Generated by GPT-5-mini| OVSDB | |
|---|---|
| Name | OVSDB |
| Title | Open vSwitch Database Management Protocol |
| Developer | Open vSwitch Project |
| Introduced | 2012 |
| Status | Published |
| License | Apache License |
OVSDB
OVSDB is a network management protocol and schema used by software-defined networking projects for controlling virtual switch configuration and state. It provides a JSON-RPC based client–server model that separates control plane applications such as OpenDaylight, Floodlight (software), ONOS (software), and Ryu (networking) from data plane implementations like Open vSwitch, Linux kernel, and FreeBSD. The protocol underpins integrations with orchestration platforms such as OpenStack, Kubernetes, and Apache CloudStack and interacts with controller ecosystems including Open Networking Foundation, IETF, and The Linux Foundation initiatives.
OVSDB originated in the context of the Open vSwitch project to provide a standardized, extensible database interface for managing switch configuration and runtime state. Designed to operate alongside control protocols like OpenFlow, NETCONF, and gRPC, it leverages JSON-RPC 2.0 for message encoding and supports transactional semantics inspired by database systems like SQLite and PostgreSQL. The specification has been referred to by implementations in Canonical (company), Red Hat, and community projects associated with Cloud Native Computing Foundation.
The architecture separates a centralized database server (often embedded in the switch daemon) from remote clients such as controllers and orchestration systems. The data model is schema-driven: schemas define tables, named columns, and column types resembling constructs from YANG, Schema.org, and OSI model layers for networking concepts. Key structural elements include tables for logical constructs such as ports, bridges, interfaces, and quality-of-service entries, with support for atomic transactions, multi-row operations, and indexed lookups analogous to relational features in MySQL and MariaDB. The model supports named UUIDs, sets, maps, and columns with typed constraints, allowing integration with persistence engines including Berkeley DB or custom backends used by vendors like Cumulus Networks and Nexus (networking) families.
OVSDB communications use JSON-RPC over transport layers such as TCP, Unix domain sockets, and TLS, similar to how RESTful API endpoints and WebSocket services are exposed by cloud platforms like AWS and Google Cloud Platform. Fundamental operations include "transact", "monitor", "update", and "lock", which enable atomic application of multiple row modifications, subscribe/notify semantics for change events, and cooperative configuration locking comparable to distributed coordination primitives in etcd and Apache Zookeeper. Messages encapsulate transaction requests, replies, and asynchronous notifications; clients often implement reconnection and state reconciliation strategies akin to controllers in ONOS (software) and OpenDaylight.
Production-grade server implementations include the reference daemon bundled with Open vSwitch as well as vendor adaptations in Juniper Networks, Arista Networks, and Huawei platforms. Client libraries and tooling exist in languages and ecosystems such as Python (programming language), Go (programming language), Java (programming language), and C (programming language), enabling integrations with orchestration stacks like OpenStack Nova, Kubernetes kube-proxy, Terraform, and Ansible (software). Projects in the virtualization and container ecosystems—QEMU, libvirt, and Docker (software)—use OVSDB-driven workflows for network configuration automation and state introspection.

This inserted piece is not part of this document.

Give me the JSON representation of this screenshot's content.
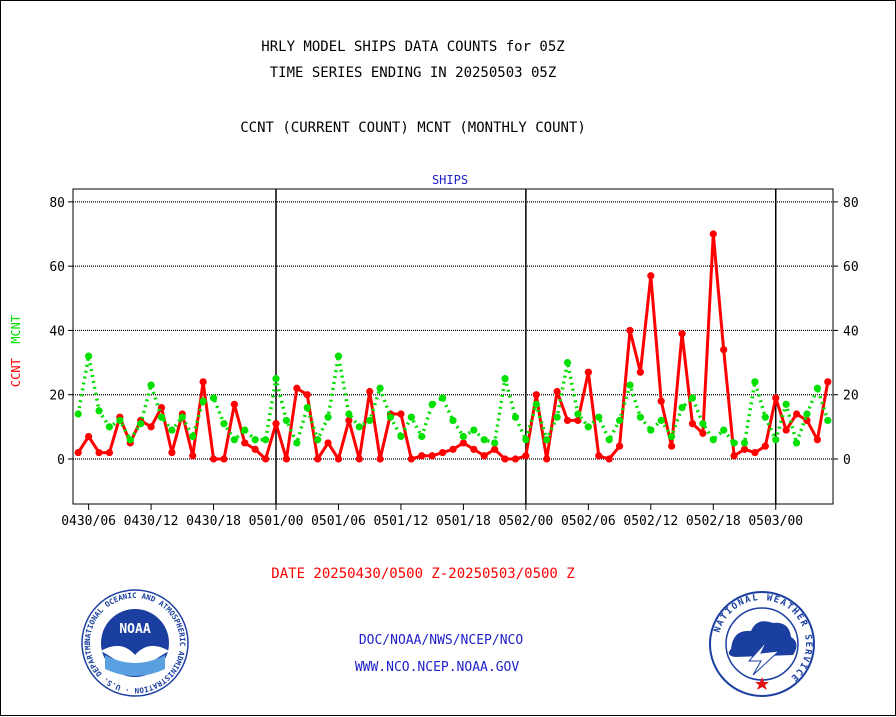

Security for OVSDB deployments relies on transport protections and authentication frameworks used in infrastructure products from Cisco Systems, Juniper Networks, and Fortinet. Common practices include TLS mutual authentication using certificates issued by authorities like Let's Encrypt or enterprise Microsoft Certificate Services, channel encryption comparable to IPsec tunnels, and role-based access controls integrated with identity systems such as LDAP, Kerberos, and OAuth 2.0. Operational guidance mirrors hardening recommendations from NIST and industry consortiums including ENISA for secure management-plane exposure.
OVSDB performance depends on transaction batching, connection multiplexing, and efficient watch/monitor implementations; these techniques parallel optimizations in databases like PostgreSQL and distributed systems like Redis. Benchmarks performed in production clouds and datacenters (operators such as Equinix, DigitalOcean, IBM Cloud) emphasize metrics such as transactions per second, latency under concurrent clients, and memory footprint of daemon instances. Scalability is often achieved by delegating heavy datapath operations to kernel modules or hardware offloads in devices like Broadcom switches, while controllers maintain compact state via polling reduction strategies seen in OpenStack Neutron and Kubernetes networking plugins.
OVSDB is used for lifecycle management of virtual networking constructs in software-defined datacenters, carrier-grade NAT configurations in telecom stacks at Verizon and AT&T, and multi-tenant networking in public cloud offerings from Microsoft Azure and Google Cloud Platform. Typical scenarios include dynamic VLAN provisioning for VMware, overlay management in VXLAN or Geneve deployments, and integration with service chaining solutions employed by Cisco ACI and Juniper Contrail. It is also used in research testbeds associated with GENI and PlanetLab for experiments involving programmable network fabrics.